No julgamento, o ministro Luís Felipe Salomão acompanhou o relator e disse que as provas que constam no processo mostram que mais de 70% dos recursos da campanha não tiveram escrituração contábil, obrigatória por lei. Para o ministro, a irregularidade, desequilibrou a disputa com os concorrentes.

“São fatos gravosos, entre tantos que foram anexados aos autos”, afirmou, na decisão. Em seguida, os ministros Tarcísio Vieira, Sergio Banhos, Luís Roberto Barroso, e a presidenta, Rosa Weber, também votaram pela cassação.

“É impossível negar que esses fatos (irregularidades) contrariam a legislação e contrariam a jurisprudência, caracterizando abuso de poder econômico”, disse Barroso, em seu voto. Por sua vez, Edson Fachin divergiu da maioria e entendeu que as irregularidades não são suficientes para autorizar a cassação.
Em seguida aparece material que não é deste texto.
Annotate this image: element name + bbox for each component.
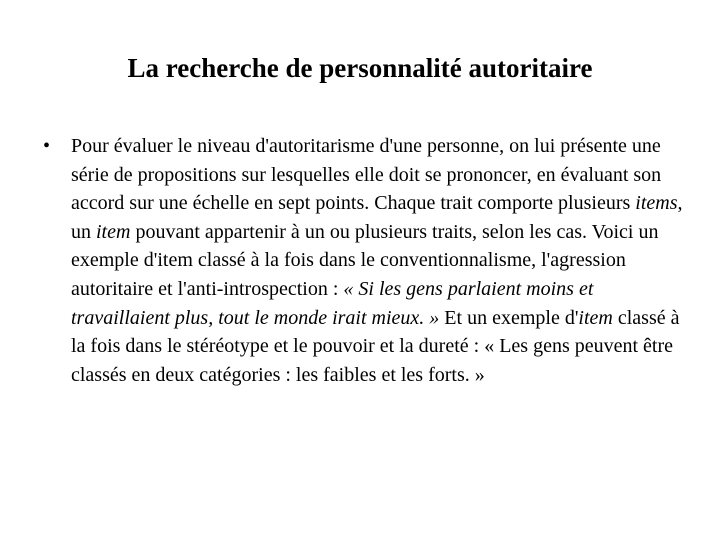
bullet-item	[43, 132, 683, 389]
slide-title: La recherche de personnalité autoritaire	[127, 53, 593, 83]
text-segment: pouvant appartenir à un ou plusieurs traits, selon les cas. Voici un exemple d'item classé à la fois dans le conventionnalisme, l'agression autoritaire et l'anti-introspection :	[71, 220, 659, 300]
text-segment-italic: item	[96, 220, 131, 243]
text-segment-italic: item	[578, 306, 613, 329]
text-segment: Pour évaluer le niveau d'autoritarisme d'une personne, on lui présente une série de propositions sur lesquelles elle doit se prononcer, en évaluant son accord sur une échelle en sept points. Chaque trait comporte plusieurs	[71, 135, 662, 215]
text-segment-italic: « Si les gens parlaient moins et travaillaient plus, tout le monde irait mieux. »	[71, 277, 594, 329]
text-segment: classé à la fois dans le stéréotype et le pouvoir et la dureté : « Les gens peuvent être classés en deux catégories : les faibles et les forts. »	[71, 306, 680, 386]
text-segment-italic: items	[635, 192, 678, 215]
bullet-list	[43, 132, 683, 389]
text-segment: Et un exemple d'	[439, 306, 579, 329]
bullet-text	[71, 135, 683, 386]
bullet-marker: •	[43, 135, 51, 157]
text-segment: , un	[71, 192, 683, 243]
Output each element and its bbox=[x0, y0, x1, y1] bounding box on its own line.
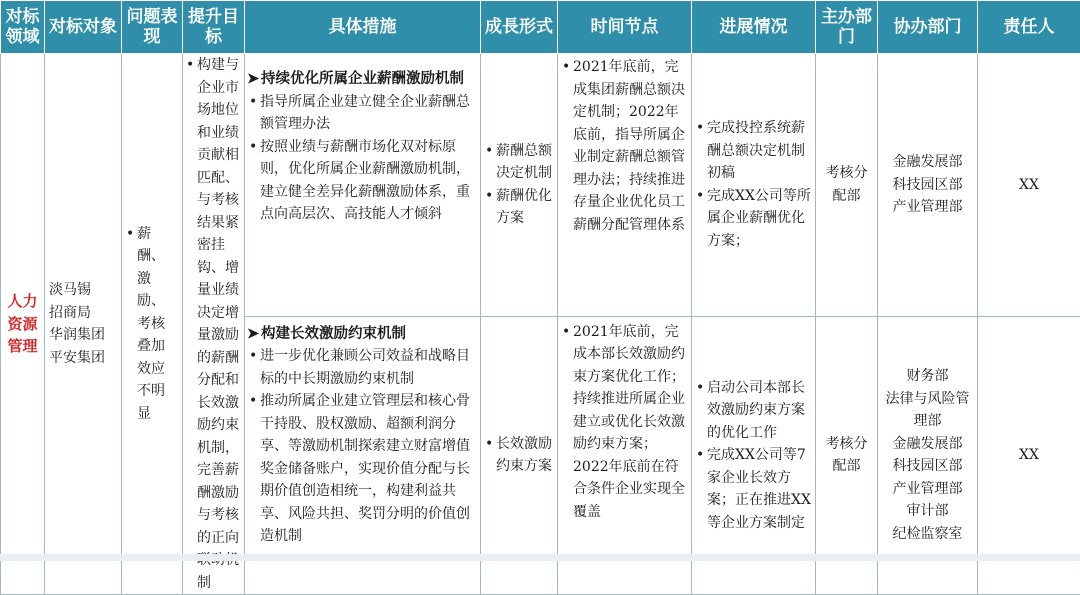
timeline-cell bbox=[558, 316, 692, 594]
header-owner: 责任人 bbox=[978, 1, 1080, 54]
cohost-dept-cell bbox=[878, 316, 978, 594]
benchmark-cell bbox=[45, 54, 122, 595]
measures-cell bbox=[245, 316, 481, 594]
form-cell bbox=[481, 316, 558, 594]
header-measures: 具体措施 bbox=[245, 1, 481, 54]
benchmark-item: 平安集团 bbox=[49, 347, 117, 370]
cohost-dept: 产业管理部 bbox=[882, 196, 973, 219]
header-domain: 对标领域 bbox=[1, 1, 45, 54]
header-problem: 问题表现 bbox=[122, 1, 183, 54]
progress-item: • 启动公司本部长效激励约束方案的优化工作 bbox=[696, 377, 811, 445]
bottom-divider bbox=[0, 554, 1080, 561]
arrow-right-icon: ➤ bbox=[247, 68, 259, 91]
timeline-text: • 2021年底前，完成集团薪酬总额决定机制；2022年底前，指导所属企业制定薪酬总额管理办法；持续推进存量企业优化员工薪酬分配管理体系 bbox=[562, 56, 687, 236]
arrow-right-icon: ➤ bbox=[247, 323, 259, 346]
benchmark-item: 淡马锡 bbox=[49, 279, 117, 302]
form-cell bbox=[481, 54, 558, 317]
timeline-text: • 2021年底前，完成本部长效激励约束方案优化工作；持续推进所属企业建立或优化长效激励约束方案；2022年底前在符合条件企业实现全覆盖 bbox=[562, 321, 687, 524]
measures-cell bbox=[245, 54, 481, 317]
domain-cell: 人力资源管理 bbox=[1, 54, 45, 595]
measure-item: • 按照业绩与薪酬市场化双对标原则，优化所属企业薪酬激励机制，建立健全差异化薪酬激励体系，重点向高层次、高技能人才倾斜 bbox=[249, 136, 476, 226]
header-host-dept: 主办部门 bbox=[816, 1, 878, 54]
progress-cell bbox=[692, 54, 816, 317]
benchmark-item: 华润集团 bbox=[49, 324, 117, 347]
progress-cell bbox=[692, 316, 816, 594]
host-dept-cell: 考核分配部 bbox=[816, 54, 878, 317]
cohost-dept-cell bbox=[878, 54, 978, 317]
header-row bbox=[1, 1, 1080, 54]
owner-cell: XX bbox=[978, 316, 1080, 594]
progress-item: • 完成投控系统薪酬总额决定机制初稿 bbox=[696, 117, 811, 185]
form-item: • 长效激励约束方案 bbox=[485, 433, 553, 478]
cohost-dept: 审计部 bbox=[882, 500, 973, 523]
cohost-dept: 法律与风险管理部 bbox=[882, 388, 973, 433]
measure-title: ➤ 持续优化所属企业薪酬激励机制 bbox=[249, 68, 476, 91]
form-item: • 薪酬总额决定机制 bbox=[485, 140, 553, 185]
measure-title: ➤ 构建长效激励约束机制 bbox=[249, 323, 476, 346]
header-benchmark: 对标对象 bbox=[45, 1, 122, 54]
progress-item: • 完成XX公司等7家企业长效方案；正在推进XX等企业方案制定 bbox=[696, 444, 811, 534]
cohost-dept: 科技园区部 bbox=[882, 455, 973, 478]
goal-text: • 构建与企业市场地位和业绩贡献相匹配、与考核结果紧密挂钩、增量业绩决定增量激励的薪酬分配和长效激励约束机制，完善薪酬激励与考核的正向 制 bbox=[186, 54, 241, 594]
cohost-dept: 科技园区部 bbox=[882, 174, 973, 197]
cohost-dept: 金融发展部 bbox=[882, 433, 973, 456]
header-timeline: 时间节点 bbox=[558, 1, 692, 54]
table-row bbox=[1, 54, 1080, 317]
host-dept-cell: 考核分配部 bbox=[816, 316, 878, 594]
owner-cell: XX bbox=[978, 54, 1080, 317]
cohost-dept: 金融发展部 bbox=[882, 151, 973, 174]
header-cohost-dept: 协办部门 bbox=[878, 1, 978, 54]
measure-item: • 进一步优化兼顾公司效益和战略目标的中长期激励约束机制 bbox=[249, 345, 476, 390]
cohost-dept: 财务部 bbox=[882, 365, 973, 388]
measure-item: • 指导所属企业建立健全企业薪酬总额管理办法 bbox=[249, 91, 476, 136]
problem-text: • 薪酬、激励、考核叠加效应不明显 bbox=[126, 223, 178, 426]
benchmark-item: 招商局 bbox=[49, 302, 117, 325]
timeline-cell bbox=[558, 54, 692, 317]
header-form: 成長形式 bbox=[481, 1, 558, 54]
measure-item: • 推动所属企业建立管理层和核心骨干持股、股权激励、超额利润分享、等激励机制探索建立财富增值奖金储备账户，实现价值分配与长期价值创造相统一，构建利益共享、风险共担、奖罚分明的价值创造机制 bbox=[249, 390, 476, 548]
header-goal: 提升目标 bbox=[183, 1, 245, 54]
cohost-dept: 纪检监察室 bbox=[882, 523, 973, 546]
form-item: • 薪酬优化方案 bbox=[485, 185, 553, 230]
problem-cell bbox=[122, 54, 183, 595]
progress-item: • 完成XX公司等所属企业薪酬优化方案； bbox=[696, 185, 811, 253]
cohost-dept: 产业管理部 bbox=[882, 478, 973, 501]
goal-cell bbox=[183, 54, 245, 595]
header-progress: 进展情况 bbox=[692, 1, 816, 54]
Com a decisão, novas eleições para o cargo deverão ser convocadas pela Justiça Eleitoral de Mato Grosso, com data ainda a ser definida. A cassação também atinge o primeiro e o segundo suplentes, Gilberto Possamai e Clerie Fabiana. A parlamentar pode recorrer ao Supremo Tribunal Federal (STF) para tentar suspender a cassação.